Al parecer, el tipo que ha logrado más plusmarcas es un estadounidense que en 1954 batió más de 160 récords. La mayoría tan absurdos como dar 900 saltos a la comba bajo el agua o caminar 140 kilómetros con una botella de leche en la cabeza. Récords bastante estériles, por otra parte, aunque los hay tan brutos que se han dejado la vida en el intento de superar la marca anterior.

De hecho, el
Libro Guinnes
tiene mucho cuidado con los récords que publica y sólo refleja 1.500 de los 40.000 que se baten cada año para evitar piques entre competidores. Ejemplo: una vez se publicó el récord del gato más gordo del mundo y varios insensatos cebaron a sus mascotas para superar el récord, con lo cual sólo consiguieron matarlas. Por cierto, el récord sin respirar bajo el agua son 17 minutos y 4 segundos. Ánimo.

3.604, un décimo de cuatro reales

Antes, la Navidad no empezaba hasta que a alguien le tocaba el gordo.

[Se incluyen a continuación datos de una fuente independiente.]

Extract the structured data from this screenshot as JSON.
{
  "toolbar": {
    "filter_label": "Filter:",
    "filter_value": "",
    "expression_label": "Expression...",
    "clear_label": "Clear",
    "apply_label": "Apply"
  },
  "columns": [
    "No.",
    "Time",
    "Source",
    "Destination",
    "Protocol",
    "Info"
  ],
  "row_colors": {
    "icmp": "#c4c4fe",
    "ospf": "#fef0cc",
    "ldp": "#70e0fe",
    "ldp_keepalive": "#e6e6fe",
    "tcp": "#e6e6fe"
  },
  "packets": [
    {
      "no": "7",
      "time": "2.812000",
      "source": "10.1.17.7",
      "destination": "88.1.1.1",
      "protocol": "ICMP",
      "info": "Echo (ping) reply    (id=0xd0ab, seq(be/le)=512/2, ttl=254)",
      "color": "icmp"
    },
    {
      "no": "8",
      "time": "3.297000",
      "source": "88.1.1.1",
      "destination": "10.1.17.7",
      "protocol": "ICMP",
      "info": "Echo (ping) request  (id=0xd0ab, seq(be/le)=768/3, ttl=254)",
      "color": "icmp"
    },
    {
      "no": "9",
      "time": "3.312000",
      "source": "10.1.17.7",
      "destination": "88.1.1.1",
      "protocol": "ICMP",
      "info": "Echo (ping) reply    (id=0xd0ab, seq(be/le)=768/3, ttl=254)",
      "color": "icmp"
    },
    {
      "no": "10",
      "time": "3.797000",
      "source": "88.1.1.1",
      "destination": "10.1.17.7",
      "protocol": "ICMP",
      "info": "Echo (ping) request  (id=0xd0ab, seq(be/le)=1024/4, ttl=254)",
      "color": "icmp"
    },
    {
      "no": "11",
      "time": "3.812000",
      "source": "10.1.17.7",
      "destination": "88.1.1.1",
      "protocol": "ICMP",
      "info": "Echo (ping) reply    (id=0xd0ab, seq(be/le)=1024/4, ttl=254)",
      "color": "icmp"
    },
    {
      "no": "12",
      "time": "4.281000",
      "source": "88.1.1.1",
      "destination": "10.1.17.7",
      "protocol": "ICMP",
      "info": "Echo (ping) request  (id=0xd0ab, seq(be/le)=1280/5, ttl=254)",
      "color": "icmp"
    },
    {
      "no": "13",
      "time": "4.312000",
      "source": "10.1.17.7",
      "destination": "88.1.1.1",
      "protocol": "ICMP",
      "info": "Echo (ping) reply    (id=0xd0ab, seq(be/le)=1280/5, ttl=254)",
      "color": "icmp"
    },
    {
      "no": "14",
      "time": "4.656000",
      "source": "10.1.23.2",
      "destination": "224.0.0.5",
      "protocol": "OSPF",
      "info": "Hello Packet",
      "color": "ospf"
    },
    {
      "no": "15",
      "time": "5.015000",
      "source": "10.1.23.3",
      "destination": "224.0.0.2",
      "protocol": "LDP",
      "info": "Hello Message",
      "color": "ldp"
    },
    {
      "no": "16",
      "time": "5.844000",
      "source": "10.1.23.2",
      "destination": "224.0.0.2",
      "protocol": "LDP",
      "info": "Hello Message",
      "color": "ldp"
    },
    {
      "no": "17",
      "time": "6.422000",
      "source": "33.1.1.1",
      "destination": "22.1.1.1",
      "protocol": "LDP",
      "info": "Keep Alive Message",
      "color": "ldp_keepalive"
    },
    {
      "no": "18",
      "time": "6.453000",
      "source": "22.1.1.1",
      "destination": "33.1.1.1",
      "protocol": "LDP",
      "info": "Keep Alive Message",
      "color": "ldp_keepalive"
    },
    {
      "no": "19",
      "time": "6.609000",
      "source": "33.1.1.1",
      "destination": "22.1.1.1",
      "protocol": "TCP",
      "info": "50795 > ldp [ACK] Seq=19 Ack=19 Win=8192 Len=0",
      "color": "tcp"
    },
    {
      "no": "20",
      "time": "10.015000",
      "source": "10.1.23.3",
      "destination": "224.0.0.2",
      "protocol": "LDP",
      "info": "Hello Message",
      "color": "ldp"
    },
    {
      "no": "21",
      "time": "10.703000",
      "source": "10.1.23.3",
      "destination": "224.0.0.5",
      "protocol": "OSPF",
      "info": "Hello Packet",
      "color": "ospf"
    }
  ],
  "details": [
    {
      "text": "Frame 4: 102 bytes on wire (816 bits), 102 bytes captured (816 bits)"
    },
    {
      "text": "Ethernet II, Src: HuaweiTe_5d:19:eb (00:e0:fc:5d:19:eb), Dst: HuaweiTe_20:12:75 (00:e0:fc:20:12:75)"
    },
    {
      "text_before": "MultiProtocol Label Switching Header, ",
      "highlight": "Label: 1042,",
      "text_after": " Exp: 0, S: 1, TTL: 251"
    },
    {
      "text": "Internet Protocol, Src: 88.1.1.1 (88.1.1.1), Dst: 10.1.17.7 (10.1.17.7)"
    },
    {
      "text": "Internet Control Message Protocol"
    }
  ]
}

El chupinazo de las fiestas era el Sorteo Extraordinario de la Lotería de Navidad. Pero muchos ayuntamientos, accionistas, sin duda, de grandes almacenes, se empeñan en que la Navidad empiece en noviembre. Pues no, la Navidad empieza con la lotería y la lotería empezó gracias a Napoleón.

Tras la Guerra de la Independencia, las arcas españolas se quedaron temblando y hubo que inventarse algo para rellenarlas con dinero de los ciudadanos, sin que los ciudadanos se enteraran. El 23 de noviembre de 1811, las Cortes de Cádiz aprobaron, sin un solo voto en contra, la institución de una lotería llamada Nacional. Lo que pasa es que sólo podían jugarla en Cádiz y San Fernando.

La lotería se creó, y cito textualmente, como «un medio de aumentar los ingresos del erario público sin quebranto de los contribuyentes». Las Cortes llamaron a esta lotería nacional, pero los gaditanos comenzaron a llamarla «la moderna», porque había que diferenciarla de otra que ya existía, «la primitiva», la que introdujo Carlos III años antes.

La venta de lotería se fue extendiendo, sin prisa pero sin pausa, a medida que los franceses iban abandonando territorio español. De Cádiz pasó a Ceuta, luego a toda Andalucía y después al resto de España. El primer premio del primer sorteo lo ganó un gaditano que se llamaba Bernardo Nueve Iglesias. Pagó cuatro reales por un décimo y se llevó ocho mil pesos fuertes. No tengo ni idea de la equivalencia en euros, pero el caso es que a Bernardo lo pusieron en casa. El número premiado fue el 3.604.